On This Day - 8th February

1587 After 19 years imprisonment, Mary Queen of Scots was beheaded for treason at Fotheringhay Castle, Northamptonshire. She had been implicated in the Babington Plot to murder her cousin, Queen Elizabeth I.


1601 Robert Devereux, the 2nd Earl of Essex, rebelled against Queen Elizabeth I. The revolt was quickly crushed. Essex was found guilty of treason and was beheaded on Tower Green on 25th February 1601, becoming the last person to be beheaded in the Tower of London. It was reported to have taken three strokes by the executioner Thomas Derrick to complete the beheading.


1819 John Ruskin, English writer, artist and art critic, was born. He lived at Brantwood, (Coniston, Cumbria) from 1872 until his death in 1900. See ©BB picture of Coniston Water from Brantwood. JMW Turner's watercolour of the view from St. Mary's Church in Kirkby Lonsdale was painted in 1822 and sold in 2012 for £217,250. In 1875, Ruskin described the panorama as ‘one of the loveliest views in England, therefore in the world’. You can view my less famous picture of Ruskin's View here - see ©BB picture.


1836 The first London railway train ran from Spa Road to Deptford. There were fears that the 'great speed' of 16 miles an hour would break passengers' necks.


1855 The 'Devil's Footprints' mysteriously appeared in southern Devon when trails of hoof-like marks appeared overnight in the snow. Estimates of the total distance covered by the prints ranged from 40 to 100 miles. Houses, rivers, haystacks and other obstacles were allegedly travelled straight over, and the footprints appeared on the tops of snow-covered roofs and high walls, as well as leading up to and exiting various drain pipes with a diameter as small as 4 inches.


1886 A peaceful demonstration by unemployed people started in Trafalgar Square and turned into a riot with looting in Oxford Street and Pall Mall.


1952 Princess Elizabeth formally proclaimed herself Queen and Head of the Commonwealth and Defender of the Faith. Lords of the Council, numbering 150, representatives from the Commonwealth and officials from the City of London, including the Lord Mayor and other dignitaries witnessed the accession of the deceased king's eldest daughter.


1965 Health Minister Kenneth Robinson announced that cigarette advertisements were to be banned from British television.


1971 At the Nuremberg International Toy Fair, a British plastics firm making educational toys was shown a board game which had been rejected by established companies.

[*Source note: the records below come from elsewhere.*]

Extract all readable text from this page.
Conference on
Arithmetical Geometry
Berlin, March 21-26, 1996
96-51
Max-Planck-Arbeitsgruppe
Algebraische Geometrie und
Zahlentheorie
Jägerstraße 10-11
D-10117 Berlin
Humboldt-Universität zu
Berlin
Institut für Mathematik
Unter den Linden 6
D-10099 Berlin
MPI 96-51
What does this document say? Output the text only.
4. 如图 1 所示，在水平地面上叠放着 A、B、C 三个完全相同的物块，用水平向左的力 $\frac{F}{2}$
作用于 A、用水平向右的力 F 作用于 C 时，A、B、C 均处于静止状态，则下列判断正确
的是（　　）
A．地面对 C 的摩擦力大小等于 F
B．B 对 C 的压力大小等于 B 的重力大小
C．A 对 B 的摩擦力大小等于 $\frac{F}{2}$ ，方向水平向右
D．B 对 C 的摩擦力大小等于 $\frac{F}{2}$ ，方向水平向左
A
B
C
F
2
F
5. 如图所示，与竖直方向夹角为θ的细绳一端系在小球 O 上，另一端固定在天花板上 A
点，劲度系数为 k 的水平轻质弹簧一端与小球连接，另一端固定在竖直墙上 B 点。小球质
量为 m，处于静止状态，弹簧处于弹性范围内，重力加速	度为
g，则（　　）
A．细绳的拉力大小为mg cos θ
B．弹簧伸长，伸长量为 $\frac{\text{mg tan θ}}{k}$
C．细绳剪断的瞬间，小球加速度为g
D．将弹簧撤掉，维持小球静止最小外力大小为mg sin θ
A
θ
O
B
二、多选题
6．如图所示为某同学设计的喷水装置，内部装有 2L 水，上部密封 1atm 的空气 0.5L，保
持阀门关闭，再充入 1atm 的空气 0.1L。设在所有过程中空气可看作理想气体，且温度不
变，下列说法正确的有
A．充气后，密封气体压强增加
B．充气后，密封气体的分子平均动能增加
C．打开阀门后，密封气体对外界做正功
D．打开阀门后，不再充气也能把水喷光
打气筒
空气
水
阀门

Invented by an Israeli telecommunications expert, Mordecai Meirowitz, the game, renamed ‘Mastermind’ by Invicta Plastics, sold over 55 million sets in some 80 countries, making it the most successful new game of the 70s. Whilst researching for this page we discovered that we had the original game, still unwrapped - see ©BB picture.


1972 The Albert Hall management cancelled a Frank Zappa and the Mothers of Invention concert because of the ‘obscene lyrics’ of one of their songs. Fans demonstrated outside the hall.


1973 Mohammed Shafiq became the first non-white P.C. to join the Lancashire Police.


1983 Shergar, the Aga Khan's Derby winner, was kidnapped from a stable in County Kildare, Ireland. The kidnappers demanded a ransom of £2 million, which was never paid. The horse was never seen again.


1998 The death of the controversial politician, Enoch Powell, aged 85. He warned, in 1968, of the perils of high immigration with his 'Rivers of Blood' speech.


2012 The death, aged 74, of John Fairfax, British ocean rower and adventurer who, in 1969, became the first person to row solo (in 180 days) across the Atlantic Ocean. He subsequently went on to become the first to row the Pacific Ocean (with Sylvia Cook) in 1971/2; with a row time of 361 days.


2022 The death (aged 87) of Bamber Gascoigne He was the original quizmaster on University Challenge and held the position for 25 years, from 1962 until the end of the initial run in 1987.